IDENTIFICATION OF THE GROWTH RATE OF VIRUS PROPAGATION

 January 3, 2018    R, PYTHON, MACHINE LEARNING, DATA ANALYSIS, MATLAB.

The primary objective of this project is to detect a virus spreading speed by evaluating its propagation modes (constant, logistic, and exponential modes) with machine learning techniques, in order to provide public health agencies with essential and predictive information for making data-driven healthcare decisions.

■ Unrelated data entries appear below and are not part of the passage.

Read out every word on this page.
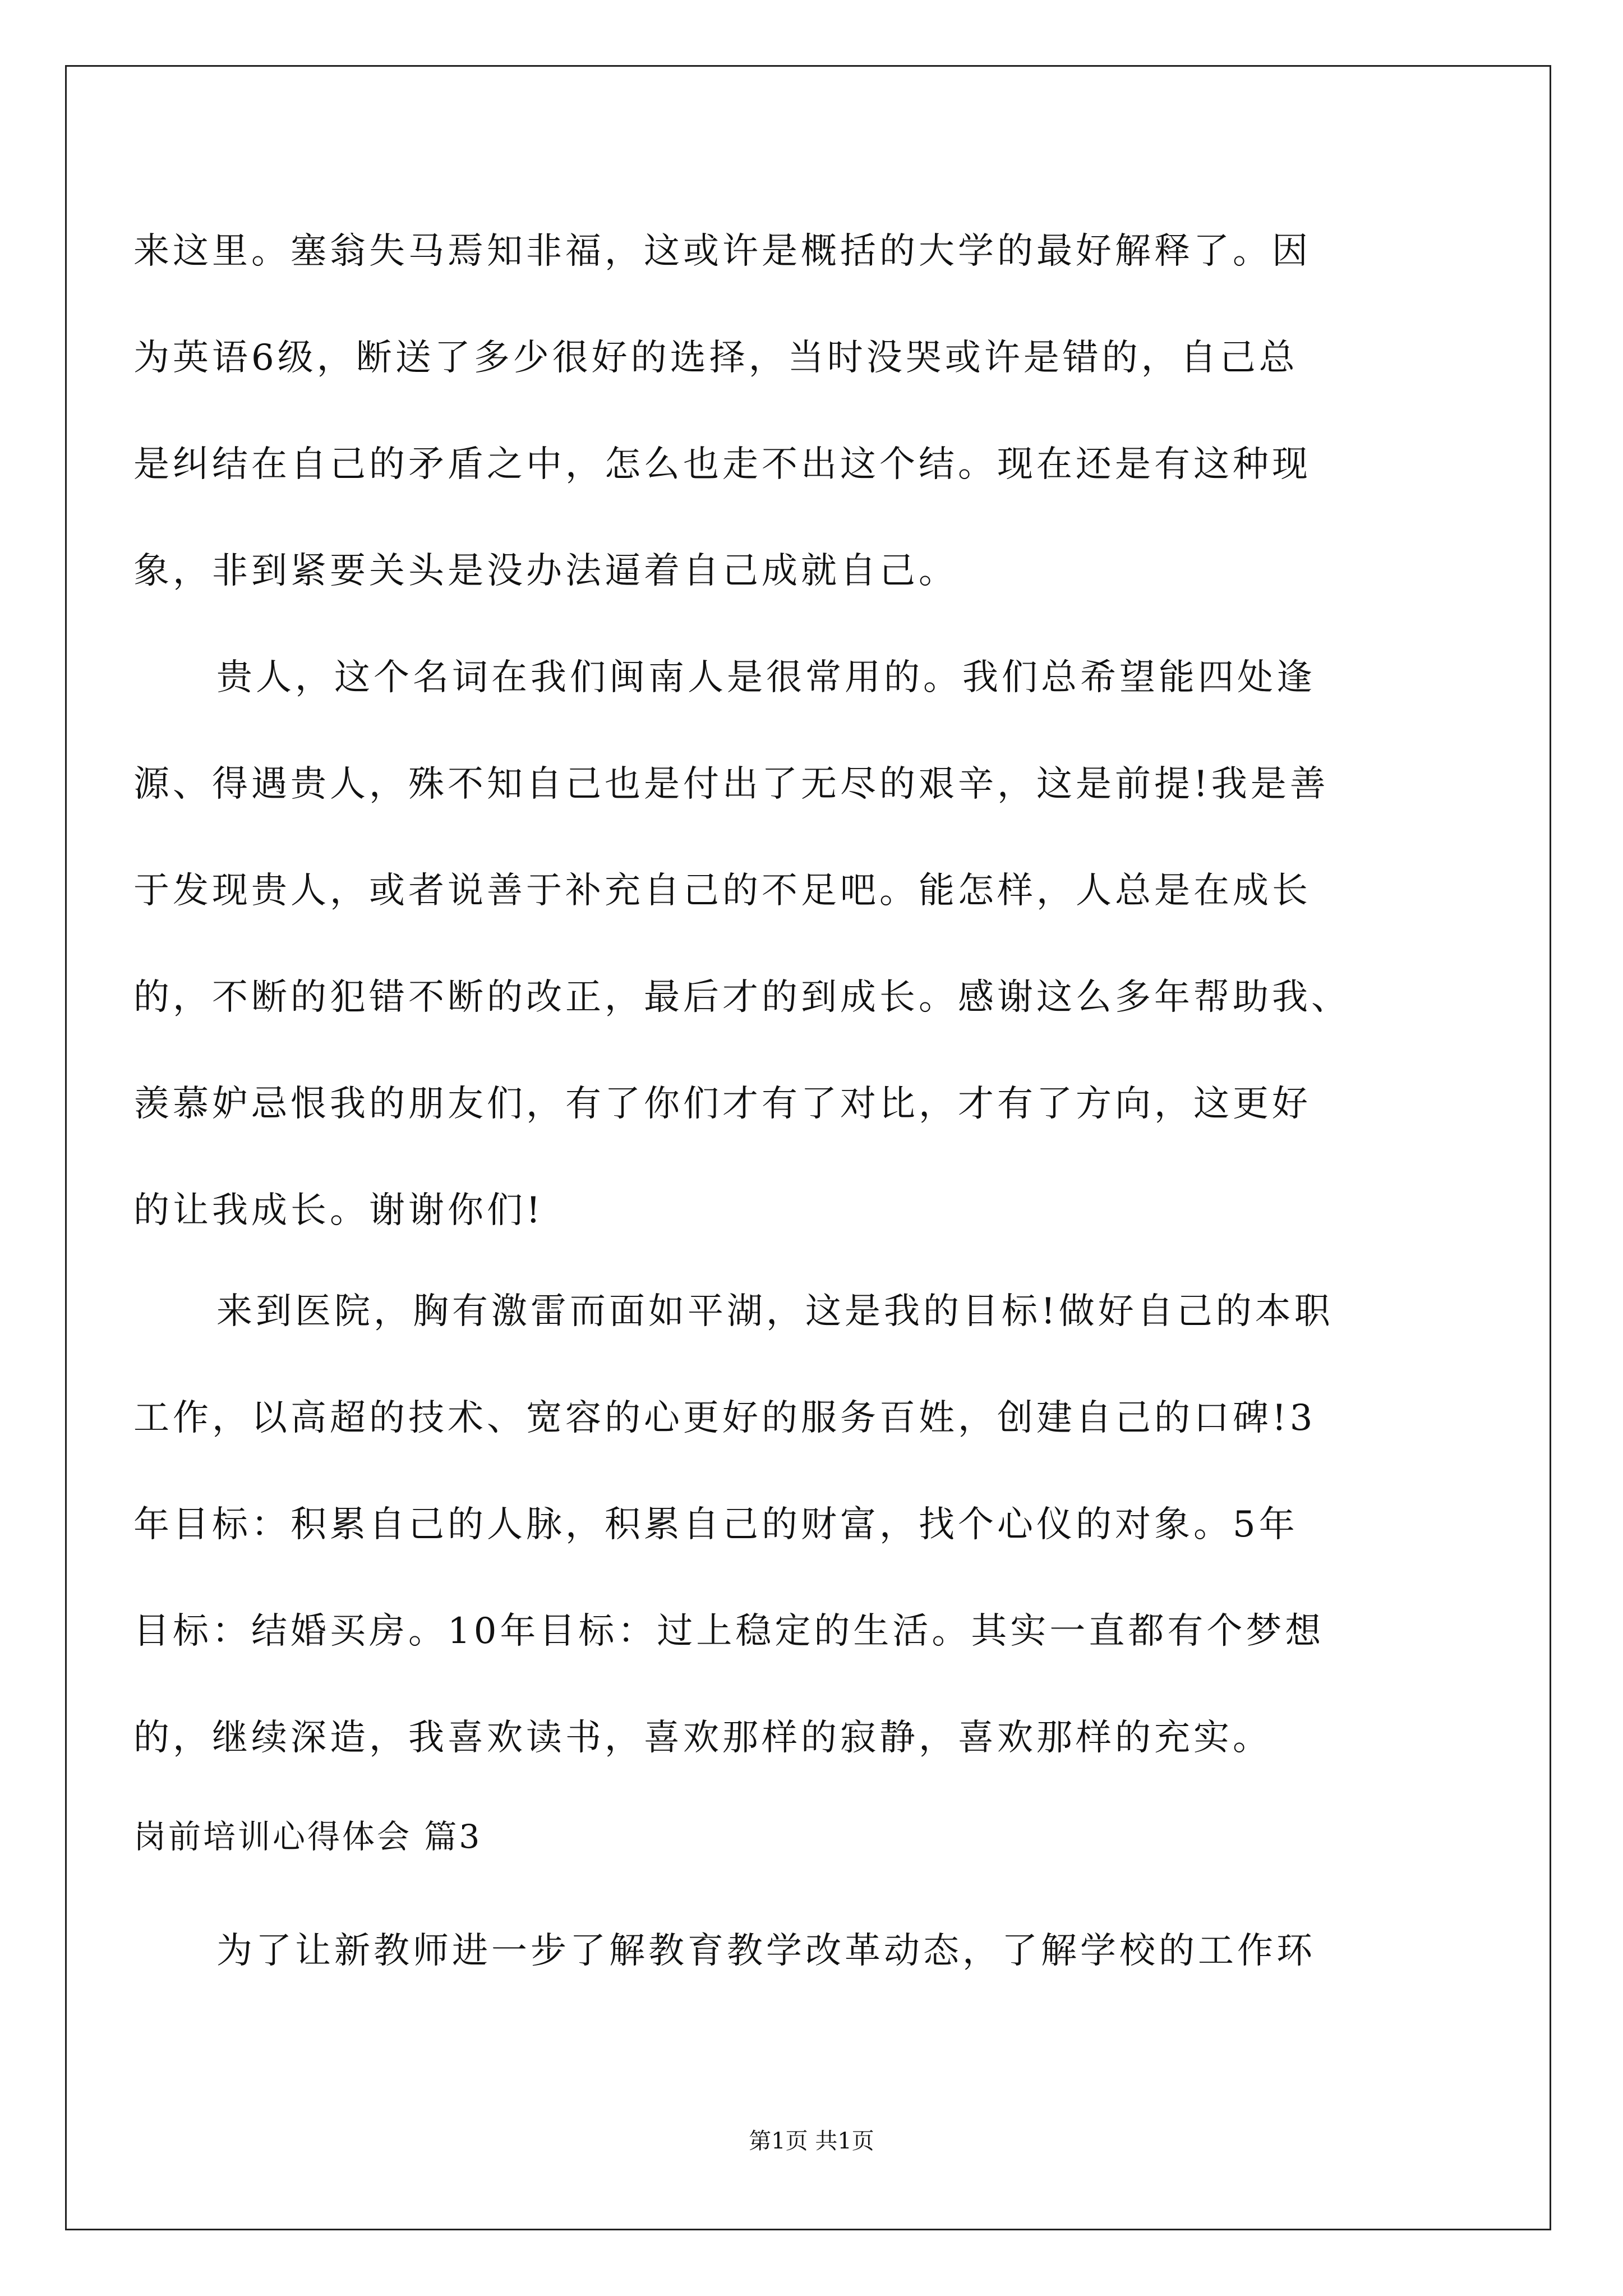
来这里。塞翁失马焉知非福，这或许是概括的大学的最好解释了。因
为英语6级，断送了多少很好的选择，当时没哭或许是错的，自己总
是纠结在自己的矛盾之中，怎么也走不出这个结。现在还是有这种现
象，非到紧要关头是没办法逼着自己成就自己。
贵人，这个名词在我们闽南人是很常用的。我们总希望能四处逢
源、得遇贵人，殊不知自己也是付出了无尽的艰辛，这是前提!我是善
于发现贵人，或者说善于补充自己的不足吧。能怎样，人总是在成长
的，不断的犯错不断的改正，最后才的到成长。感谢这么多年帮助我、
羡慕妒忌恨我的朋友们，有了你们才有了对比，才有了方向，这更好
的让我成长。谢谢你们!
来到医院，胸有激雷而面如平湖，这是我的目标!做好自己的本职
工作，以高超的技术、宽容的心更好的服务百姓，创建自己的口碑!3
年目标：积累自己的人脉，积累自己的财富，找个心仪的对象。5年
目标：结婚买房。10年目标：过上稳定的生活。其实一直都有个梦想
的，继续深造，我喜欢读书，喜欢那样的寂静，喜欢那样的充实。
岗前培训心得体会 篇3
为了让新教师进一步了解教育教学改革动态，了解学校的工作环
第1页 共1页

This modeling-oriented research was carried out in following steps, 1) prepare the datasets and analyze the data, 2) classify three propagation modes with machine learning methods, and 3) validate the effectiveness of our models.

Our simulated data was based on the Coalescent Theory, a model of the distribution of gene divergence in a genealogy. The data were formed as multiple pairwise matrices with the shape of 50*50 (suppose we got 50 gene samples of the virus). Each value in the matrix represented the gene divergence between the row number virus and the column number virus. Each matrix displayed a propagation mode in one of the three modes mentioned above.

We reordered each matrix by its divergence values and converted them into heat-maps. It was clear that there was big difference between three propagation modes. See the comparison below.

Then, machine learning models, such as SVM, NN, logistic regression, etc. were trained for doing classification jobs. Recall rate and Accuracy were evaluated.